Je trouve deux avantages à ce livre : il est court avec des chapitres courts et il a une jolie écriture.
Mélangeant les deux, on se laisse porter : l’écriture est fluide, presque poétique, parfois imagée, avec des phrases qui sonnent bien, des idées qui ont leur petite beauté, une vision de la vie qui est assez douce, même avec l’approche de la mort…
Et puis l’alternance narrative épistolaire est sympa à suivre, découvrir le lien qui unit ces deux femmes…
C’est d’ailleurs ce qui aurait dû suffire : ce passé, avec les lettres de Faye ; ce présent, avec Anouk qui tente de la comprendre…
Parler de l’acceptation de la mort, la vie après celle-ci.
Mais non, le livre veut aller plus loin avec du mystère ici et là.
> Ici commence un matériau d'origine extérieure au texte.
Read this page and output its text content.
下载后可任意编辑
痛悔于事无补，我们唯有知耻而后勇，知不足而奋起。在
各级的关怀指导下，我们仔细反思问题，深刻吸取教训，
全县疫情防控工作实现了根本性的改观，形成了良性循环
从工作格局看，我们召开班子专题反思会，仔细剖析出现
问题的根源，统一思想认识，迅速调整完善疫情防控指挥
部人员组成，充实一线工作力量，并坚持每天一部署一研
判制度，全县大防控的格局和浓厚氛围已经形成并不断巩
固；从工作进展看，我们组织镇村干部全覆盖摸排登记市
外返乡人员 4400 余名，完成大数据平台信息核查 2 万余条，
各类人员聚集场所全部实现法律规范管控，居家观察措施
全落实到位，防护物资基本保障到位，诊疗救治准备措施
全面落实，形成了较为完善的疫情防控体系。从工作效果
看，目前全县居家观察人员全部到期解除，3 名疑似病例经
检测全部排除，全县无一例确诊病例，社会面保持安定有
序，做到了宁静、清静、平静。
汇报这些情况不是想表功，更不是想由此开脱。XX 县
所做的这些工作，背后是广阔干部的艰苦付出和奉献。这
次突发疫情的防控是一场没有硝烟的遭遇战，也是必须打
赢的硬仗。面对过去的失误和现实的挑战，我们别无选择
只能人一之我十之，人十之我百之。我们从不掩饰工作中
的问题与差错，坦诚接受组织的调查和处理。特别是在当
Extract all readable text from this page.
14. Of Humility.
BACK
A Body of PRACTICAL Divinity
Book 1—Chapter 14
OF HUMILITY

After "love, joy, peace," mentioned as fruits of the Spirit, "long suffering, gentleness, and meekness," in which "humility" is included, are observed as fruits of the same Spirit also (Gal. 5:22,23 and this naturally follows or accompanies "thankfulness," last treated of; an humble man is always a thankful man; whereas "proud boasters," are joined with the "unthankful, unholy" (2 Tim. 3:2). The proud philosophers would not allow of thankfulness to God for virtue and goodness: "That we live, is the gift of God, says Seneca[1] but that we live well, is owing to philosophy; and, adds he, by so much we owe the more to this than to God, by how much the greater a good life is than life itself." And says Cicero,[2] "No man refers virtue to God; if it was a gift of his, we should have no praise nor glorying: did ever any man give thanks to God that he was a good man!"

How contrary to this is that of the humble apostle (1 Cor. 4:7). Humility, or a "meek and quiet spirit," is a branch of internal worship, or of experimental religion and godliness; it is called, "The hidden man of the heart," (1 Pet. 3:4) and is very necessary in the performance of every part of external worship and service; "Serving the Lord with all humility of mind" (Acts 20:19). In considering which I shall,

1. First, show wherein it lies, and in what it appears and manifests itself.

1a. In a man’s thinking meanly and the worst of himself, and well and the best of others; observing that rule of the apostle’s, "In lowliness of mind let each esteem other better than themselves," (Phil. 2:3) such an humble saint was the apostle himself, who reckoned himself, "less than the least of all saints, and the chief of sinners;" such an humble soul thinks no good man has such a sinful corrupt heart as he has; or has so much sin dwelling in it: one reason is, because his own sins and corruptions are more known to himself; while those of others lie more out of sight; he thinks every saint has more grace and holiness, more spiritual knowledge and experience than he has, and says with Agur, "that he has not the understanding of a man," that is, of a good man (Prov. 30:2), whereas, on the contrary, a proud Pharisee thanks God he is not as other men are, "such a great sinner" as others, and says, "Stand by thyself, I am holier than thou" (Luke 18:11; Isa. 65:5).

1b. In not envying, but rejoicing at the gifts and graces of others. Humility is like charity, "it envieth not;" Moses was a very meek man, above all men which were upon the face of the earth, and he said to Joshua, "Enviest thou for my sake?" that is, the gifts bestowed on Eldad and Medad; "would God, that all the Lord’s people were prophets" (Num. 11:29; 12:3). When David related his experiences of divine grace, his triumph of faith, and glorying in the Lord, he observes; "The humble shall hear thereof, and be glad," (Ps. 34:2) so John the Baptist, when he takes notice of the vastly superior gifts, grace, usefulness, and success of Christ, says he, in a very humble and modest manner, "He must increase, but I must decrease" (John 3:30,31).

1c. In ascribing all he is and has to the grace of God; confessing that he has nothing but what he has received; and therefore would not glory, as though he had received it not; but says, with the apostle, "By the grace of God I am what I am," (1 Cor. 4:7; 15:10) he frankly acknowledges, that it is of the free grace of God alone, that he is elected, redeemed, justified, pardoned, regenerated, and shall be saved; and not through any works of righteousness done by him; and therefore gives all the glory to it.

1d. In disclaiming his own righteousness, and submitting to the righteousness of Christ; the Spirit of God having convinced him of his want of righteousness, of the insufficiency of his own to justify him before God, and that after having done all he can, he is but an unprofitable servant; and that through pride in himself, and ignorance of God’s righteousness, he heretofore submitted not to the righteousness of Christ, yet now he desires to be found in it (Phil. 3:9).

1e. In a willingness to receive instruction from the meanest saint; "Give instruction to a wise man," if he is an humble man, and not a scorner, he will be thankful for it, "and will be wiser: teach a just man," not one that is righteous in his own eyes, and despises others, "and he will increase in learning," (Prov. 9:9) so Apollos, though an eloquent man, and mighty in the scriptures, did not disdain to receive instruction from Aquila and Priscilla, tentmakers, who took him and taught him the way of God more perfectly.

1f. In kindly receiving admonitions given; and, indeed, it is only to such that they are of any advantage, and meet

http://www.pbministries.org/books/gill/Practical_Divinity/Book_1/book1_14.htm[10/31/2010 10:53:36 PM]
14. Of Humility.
Dans la vie de Faye, une rencontre amoureuse avec une autre femme, un mystère autour de son second fils, un voisin chelou, un premier fils qui sait des choses, un type sur internet qui enquête, Anouk qui vient pour découvrir quelque chose et Jack paraît parfois presque dangereux…
Trop bien ?
Ben non, trop tout court.
Le voisin chelou ne sert à rien, le premier fils qui sait des choses n’en fait rien, le type sur internet est inutile, on ne sait pas totalement qui mène à quoi puisqu’on n’arrive pas à grand-chose, Anouk ne découvre finalement rien (si, le final, mais on lui apporte une lettre qu’on aurait pu lui donner n’importe où et n’importe quand) et Jack est juste tout mou…
Quant au mystère du second fils, le temps que l’explication arrive, j’avais été bien plus loin à imaginer des choses bien plus folles et j’ai finalement été un peu déçu par la résolution.
Reste cette jolie correspondance entre les deux femmes, qui est finalement unilatérale puisqu’on n’a jamais les réponses d’Anouk à Faye, mais qui permet de développer un style léger et pas désagréable.